Radebe aber mißt dem vom ANC zum »Dokument des Volkes« emporgehobenen Plan geradezu magische Kräfte bei. Die Armut soll ausgemerzt und die extreme Ungleichheit der Gesellschaft, deren Einkommensunterschiede weltweit traurige Spitze sind, signifikant reduziert werden. Doch die blühenden Landschaften des ANC haben ihre Magie verloren. Als »auf Export fokussiertes neoliberales Wachstumsmodell« hat der mit dem ANC und der Kommunistischen Partei Südafrikas (SACP) in der Regierungsallianz verbündete Gewerkschaftsbund ­COSATU das Dokument bereits im März in einem Analysepapier verdammt. Die linke Metallarbeitergewerkschaft ­NUMSA, mit 330000 Mitgliedern stärkste Einzelgewerkschaft in COSATU, droht nun, der Regierungspartei die Unterstützung zu entziehen.

»Das Zentralkomitee hat die Entscheidung bereits gefällt, wegen des NDP nicht für den ANC Wahlkampf zu machen«, erklärte NUMSA-Schatzmeister Mphumzi Maqungo. Umgerechnet 150000 Euro, die die Gewerkschaft dafür budgetiert hat, sollen eingefroren werden, wenn die Mitglieder auf einem Sonderkongreß im Dezember ebenfalls gegen die Wahlkampfhilfe stimmen. Für Südafrikas Regierungsallianz wäre das ein nie zuvor gesehener Riß. Seit dem Kampf gegen die Apartheid sind der Gewerkschaftsbund, die SACP und der ANC eng miteinander verwoben. Ein Ausbrechen der stärksten COSATU-Gewerkschaft, der sich zudem die Gewerkschaft der Kommunalangestellten SAMWU und die Landwirtschafts- und Lebensmittelgewerkschaft FAWU anschließen wollen, könnte zur Spaltung der Regierung führen. »Wir wollen diesen Plan nicht, wir wollen, daß unsere Freiheitscharta umgesetzt wird«, stellt NUMSA-Generalsekretär Irvin Jim mit Blick auf das Leitpapier des ANC aus dem Jahr 1955 klar. »Der Reichtum an Mineralien unter der Erde, die Banken und die Monopolindustrie sollen in den Besitz des gesamten Volkes übergehen«, heißt es darin, doch das scheint die Parteispitze längst vergessen zu haben.
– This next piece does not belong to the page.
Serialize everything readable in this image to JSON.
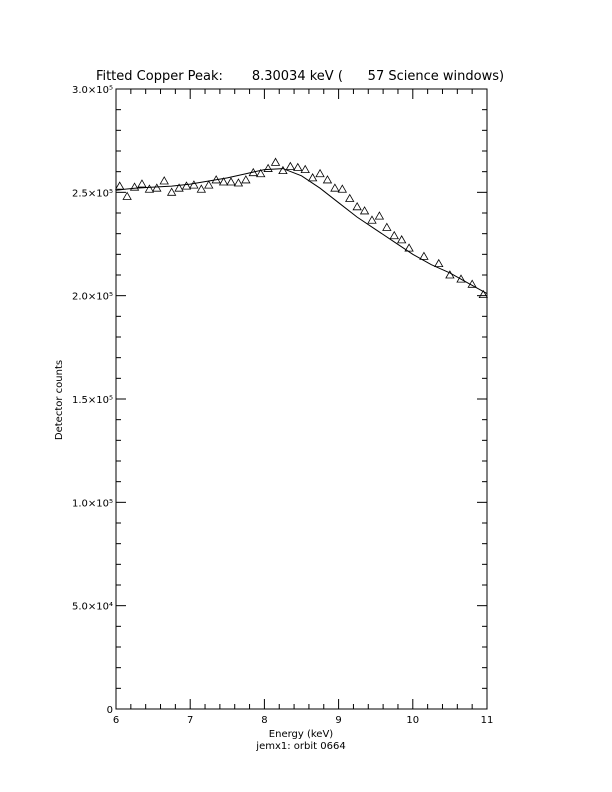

Während die Regierung von Präsident Jacob Zuma weitgehend versucht, die Krise totzuschweigen und auf einem Gipfel mit regierungstreuen ­COSATU-Bossen die Übereinstimmungen im NDP betonte, fungiert die zunächst vorsichtig NDP-kritische SACP als Kettenhund. Als »leere Drohung die Nationale Demokratische Revolution zu verraten« lastet die Partei Jim persönlich an, den »Kräften der Konterrevolution, angeführt von der DA, einmal mehr zu erlauben, unser Land in eine Neokolonie zu verwandeln«. Die schwere Rhetorik-Keule wird allerdings zum Bumerang. Denn die erwähnte DA, eine neoliberale Oppositionspartei, die besonders unter weißen Südafrikanern starken Rückhalt genießt, applaudiert dem ANC kräftig zu seinem Strategiepapier. Genüßlich weist ihre Spitze darauf hin, ihr eigenes Programm im NDP wiederzufinden. Tatsächlich enthält das 484 Seiten starke Papier von Privatisierungsvorhaben und der Zerschlagung des halbstaatlichen Strommonopolisten bis zur Deregulierung des Arbeitsmarktes und dem Festhalten am gescheiterten »Williger Verkäufer, williger Käufer«-Prinzips bei der Landreform kaum Revolutionäres.

Doch darum geht es dem ANC und der von ihm ideologisch entkernten SACP auch gar nicht. Wichtig ist die Illusion einer besseren Zukunft, die die bestehenden Gesellschaftsverhältnisse zugunsten der neu geschaffenen Oberschicht aus altem Apartheid-Kapital, internationalen Investoren und politisch-vernetzter schwarzer Bourgeoisie nur verschleiert, aber nicht tatsächlich in Frage stellt. »Unser Ziel ist es, sicherzustellen, daß wir eine deutliche Mehrheit bei den Wahlen bekommen«, sagt der etablierte ANC-Agitator Radebe so offen wie entlarvend. Wer dabei stört, weil er an den alten Idealen des Befreiungskampfes festhält, wird aussortiert. Der kritische COSATU-Generalsekretär Zwelinzima Vavi mußte das vor kurzem anhand seiner Suspendierung erfahren. An Jims Stuhl – so spekulieren südafrikanische Medien – sägen die neuen und alten Herren Südafrikas auch bereits. Am Dienstag gab der ANC schließlich die Einsetzung eines »Taskteams« bekannt, daß COSATU »helfen« soll, »seine Herausforderungen zu bewältigen«.